In 2003, Aboriginal Affairs and Northern Development Canada (AANDC) partnered with the Federation of Canadian Municipalities, the Indian Taxation Advisory Board (now First Nations Tax Commission), the Lands Advisory Board, and the National Aboriginal Land Managers Association to develop a toolkit to enhance communication between First Nations and local governments on the federal ATR policy and process. The toolkit included a best practices guide highlighting model agreements and successful partnerships between First Nations and local governments. The case studies of successful local government-Aboriginal partnerships demonstrated that the foundation for partnership building was built upon regular and open communication, mutual respect and trust, as well as a commitment to working together to build capacity in their communities.
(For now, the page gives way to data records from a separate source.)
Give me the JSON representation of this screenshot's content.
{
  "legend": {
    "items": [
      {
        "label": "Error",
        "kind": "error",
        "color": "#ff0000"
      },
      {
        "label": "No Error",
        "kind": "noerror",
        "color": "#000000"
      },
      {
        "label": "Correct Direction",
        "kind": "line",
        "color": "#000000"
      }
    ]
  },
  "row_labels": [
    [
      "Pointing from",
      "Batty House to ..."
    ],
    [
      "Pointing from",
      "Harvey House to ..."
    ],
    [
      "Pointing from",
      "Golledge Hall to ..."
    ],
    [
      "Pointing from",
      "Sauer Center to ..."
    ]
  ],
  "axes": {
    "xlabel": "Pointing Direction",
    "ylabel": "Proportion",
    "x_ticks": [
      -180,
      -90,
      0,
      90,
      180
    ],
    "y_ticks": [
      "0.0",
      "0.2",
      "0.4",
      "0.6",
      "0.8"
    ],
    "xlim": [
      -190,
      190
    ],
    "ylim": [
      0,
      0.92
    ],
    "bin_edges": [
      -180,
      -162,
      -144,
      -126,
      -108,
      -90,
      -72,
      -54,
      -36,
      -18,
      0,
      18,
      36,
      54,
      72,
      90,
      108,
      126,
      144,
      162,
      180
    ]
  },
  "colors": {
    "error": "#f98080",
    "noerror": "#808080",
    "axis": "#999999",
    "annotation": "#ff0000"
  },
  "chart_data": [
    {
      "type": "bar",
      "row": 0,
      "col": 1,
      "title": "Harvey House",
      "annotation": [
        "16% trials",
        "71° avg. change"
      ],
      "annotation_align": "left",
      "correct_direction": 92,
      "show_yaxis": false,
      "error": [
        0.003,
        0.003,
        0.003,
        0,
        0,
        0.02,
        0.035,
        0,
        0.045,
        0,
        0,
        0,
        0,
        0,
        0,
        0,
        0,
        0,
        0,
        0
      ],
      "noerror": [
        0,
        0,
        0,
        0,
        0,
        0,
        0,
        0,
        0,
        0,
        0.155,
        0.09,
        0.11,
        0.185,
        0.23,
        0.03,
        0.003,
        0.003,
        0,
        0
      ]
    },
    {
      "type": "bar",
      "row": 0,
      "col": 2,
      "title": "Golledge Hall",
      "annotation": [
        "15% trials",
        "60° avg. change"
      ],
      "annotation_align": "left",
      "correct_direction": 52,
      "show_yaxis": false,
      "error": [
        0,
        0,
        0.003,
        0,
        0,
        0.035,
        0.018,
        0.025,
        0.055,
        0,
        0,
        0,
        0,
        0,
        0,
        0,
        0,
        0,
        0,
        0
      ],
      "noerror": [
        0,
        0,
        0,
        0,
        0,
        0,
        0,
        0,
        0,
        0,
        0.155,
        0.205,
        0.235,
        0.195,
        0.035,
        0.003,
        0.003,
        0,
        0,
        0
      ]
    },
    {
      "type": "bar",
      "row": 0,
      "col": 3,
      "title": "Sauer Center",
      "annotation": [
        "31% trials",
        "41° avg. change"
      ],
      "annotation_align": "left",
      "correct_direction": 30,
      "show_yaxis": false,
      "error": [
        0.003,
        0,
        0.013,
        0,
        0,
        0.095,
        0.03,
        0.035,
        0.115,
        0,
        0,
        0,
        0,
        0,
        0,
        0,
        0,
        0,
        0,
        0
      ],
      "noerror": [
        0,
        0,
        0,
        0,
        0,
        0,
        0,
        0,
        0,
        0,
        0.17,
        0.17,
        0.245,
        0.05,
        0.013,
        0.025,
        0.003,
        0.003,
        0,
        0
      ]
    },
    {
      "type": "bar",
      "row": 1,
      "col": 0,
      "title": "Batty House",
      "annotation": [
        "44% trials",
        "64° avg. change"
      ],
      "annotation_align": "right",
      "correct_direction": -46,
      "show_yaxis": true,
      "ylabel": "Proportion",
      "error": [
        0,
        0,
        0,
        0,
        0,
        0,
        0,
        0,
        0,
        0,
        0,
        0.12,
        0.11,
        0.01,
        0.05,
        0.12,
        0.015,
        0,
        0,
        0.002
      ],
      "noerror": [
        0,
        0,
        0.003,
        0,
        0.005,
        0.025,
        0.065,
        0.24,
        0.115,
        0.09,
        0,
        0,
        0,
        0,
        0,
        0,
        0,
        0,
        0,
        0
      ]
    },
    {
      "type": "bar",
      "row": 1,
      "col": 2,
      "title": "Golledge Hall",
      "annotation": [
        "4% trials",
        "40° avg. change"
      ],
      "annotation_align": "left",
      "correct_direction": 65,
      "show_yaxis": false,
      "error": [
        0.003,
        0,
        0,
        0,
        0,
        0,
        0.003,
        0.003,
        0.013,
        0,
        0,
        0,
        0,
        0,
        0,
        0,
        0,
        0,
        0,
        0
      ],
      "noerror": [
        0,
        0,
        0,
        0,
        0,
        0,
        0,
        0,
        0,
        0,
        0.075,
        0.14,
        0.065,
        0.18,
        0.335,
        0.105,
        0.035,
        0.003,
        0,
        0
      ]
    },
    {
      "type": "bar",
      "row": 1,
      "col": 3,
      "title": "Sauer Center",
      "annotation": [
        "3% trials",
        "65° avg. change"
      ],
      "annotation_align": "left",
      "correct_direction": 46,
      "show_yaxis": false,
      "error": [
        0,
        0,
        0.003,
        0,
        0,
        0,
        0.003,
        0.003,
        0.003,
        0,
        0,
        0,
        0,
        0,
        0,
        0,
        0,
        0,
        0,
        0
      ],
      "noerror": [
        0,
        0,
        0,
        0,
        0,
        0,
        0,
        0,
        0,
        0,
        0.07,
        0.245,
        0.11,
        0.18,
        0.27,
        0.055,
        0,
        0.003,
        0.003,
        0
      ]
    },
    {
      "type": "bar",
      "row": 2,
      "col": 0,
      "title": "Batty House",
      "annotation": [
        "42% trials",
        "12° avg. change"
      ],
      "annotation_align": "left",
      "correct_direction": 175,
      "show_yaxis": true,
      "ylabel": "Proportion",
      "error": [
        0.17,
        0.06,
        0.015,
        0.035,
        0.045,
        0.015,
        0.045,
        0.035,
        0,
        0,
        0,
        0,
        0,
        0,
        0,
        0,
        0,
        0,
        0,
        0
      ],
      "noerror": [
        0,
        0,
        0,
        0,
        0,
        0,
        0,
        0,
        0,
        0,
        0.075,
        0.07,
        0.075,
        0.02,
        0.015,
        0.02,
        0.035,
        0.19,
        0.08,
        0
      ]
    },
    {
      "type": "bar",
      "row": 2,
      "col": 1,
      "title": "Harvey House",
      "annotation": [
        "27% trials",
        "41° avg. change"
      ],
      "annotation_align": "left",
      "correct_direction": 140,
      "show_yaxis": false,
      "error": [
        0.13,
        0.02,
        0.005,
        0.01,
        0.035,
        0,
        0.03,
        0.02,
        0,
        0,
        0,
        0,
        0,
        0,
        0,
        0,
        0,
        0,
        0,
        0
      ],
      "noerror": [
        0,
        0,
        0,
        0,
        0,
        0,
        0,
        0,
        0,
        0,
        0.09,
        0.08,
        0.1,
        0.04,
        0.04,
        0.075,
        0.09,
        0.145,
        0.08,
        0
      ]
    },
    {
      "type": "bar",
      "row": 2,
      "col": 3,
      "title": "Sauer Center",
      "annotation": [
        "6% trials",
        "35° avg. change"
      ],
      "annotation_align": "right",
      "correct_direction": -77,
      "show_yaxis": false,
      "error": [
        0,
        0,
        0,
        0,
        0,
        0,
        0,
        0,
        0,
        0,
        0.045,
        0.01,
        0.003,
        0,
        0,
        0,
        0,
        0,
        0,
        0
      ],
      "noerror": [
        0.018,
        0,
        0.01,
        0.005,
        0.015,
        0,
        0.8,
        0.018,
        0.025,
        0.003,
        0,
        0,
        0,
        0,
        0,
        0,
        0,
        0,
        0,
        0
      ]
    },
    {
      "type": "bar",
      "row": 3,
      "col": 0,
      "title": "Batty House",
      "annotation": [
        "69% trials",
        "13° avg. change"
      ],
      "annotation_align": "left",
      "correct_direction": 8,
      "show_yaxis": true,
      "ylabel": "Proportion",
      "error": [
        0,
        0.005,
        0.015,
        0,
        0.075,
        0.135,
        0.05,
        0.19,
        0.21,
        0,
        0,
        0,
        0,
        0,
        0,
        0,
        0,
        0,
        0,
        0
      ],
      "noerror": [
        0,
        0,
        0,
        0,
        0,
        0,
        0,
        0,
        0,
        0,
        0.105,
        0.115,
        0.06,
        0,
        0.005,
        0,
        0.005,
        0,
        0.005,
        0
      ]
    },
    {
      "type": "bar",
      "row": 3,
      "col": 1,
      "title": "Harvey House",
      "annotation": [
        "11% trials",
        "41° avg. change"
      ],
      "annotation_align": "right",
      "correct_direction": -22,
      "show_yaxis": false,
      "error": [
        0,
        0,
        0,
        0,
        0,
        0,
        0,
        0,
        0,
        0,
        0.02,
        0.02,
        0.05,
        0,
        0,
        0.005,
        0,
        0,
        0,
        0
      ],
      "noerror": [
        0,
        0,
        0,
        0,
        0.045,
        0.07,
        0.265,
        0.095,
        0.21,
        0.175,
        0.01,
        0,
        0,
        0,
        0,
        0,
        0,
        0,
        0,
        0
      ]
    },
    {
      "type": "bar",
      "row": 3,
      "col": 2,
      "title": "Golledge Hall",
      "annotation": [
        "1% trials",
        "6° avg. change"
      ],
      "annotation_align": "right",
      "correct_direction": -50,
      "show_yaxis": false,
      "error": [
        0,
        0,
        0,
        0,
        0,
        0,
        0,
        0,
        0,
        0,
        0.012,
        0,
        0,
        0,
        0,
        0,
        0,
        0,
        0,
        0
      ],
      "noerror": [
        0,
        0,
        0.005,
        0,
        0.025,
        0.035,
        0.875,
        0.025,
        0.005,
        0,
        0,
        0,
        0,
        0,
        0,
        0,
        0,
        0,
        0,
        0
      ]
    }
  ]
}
Q14. Will development on ATR lands be consistent with regional and local land use planning and zoning?

A14. After an ATR has been approved, the local government's land use planning and zoning laws no longer apply to the use or development of the added land. The First Nation has the authority to determine how to use their reserve lands according to the needs and interests of the community.

The Indian Act authorizes First Nations to enact by-laws on land use planning and zoning, but does not impose the requirement that by-laws be compatible with neighbouring local government laws. However, as a prerequisite to ATR approval, First Nations must negotiate areas of joint land use planning and by-law harmonization with a neighbouring local government.

Q15. What procedures are in place for resolving disputes between local governments and First Nations?

A15. First Nations and local governments are required to negotiate a dispute resolution mechanism to address implementation and enforcement conflicts after the additional land becomes part of the reserve. If the issues cannot be resolved, both parties have access to the normal legal process to resolve these issues.

There is no dispute resolution mechanism currently in place to resolve disputes during the ATR process. The Government of Canada promotes a "good neighbor" approach and prefers that all issues be resolved through negotiated agreements between First Nations and their neighbours. However, in limited cases Canada retains a discretion to proceed with an ATR even if local government concerns have not yet been resolved. Each case is examined on its own individual merits.

Q16. How are environmental issues addressed?

A16. The ATR policy requires an environmental assessment of all land proposed for reserve status. This review will identify any existing contamination to ensure that future residents will not be exposed to health risks. Based on the findings of the review, remediation of the site may be required before reserve status can be granted.

Any lands that become reserve lands are subject to federal laws and regulations pertaining to environmental protection, including the Canadian Environmental Protection Act, the Canadian Environmental Assessment Act, the Species at Risk Act, the Fisheries Act and the Indian Reserve Waste Disposal Regulations.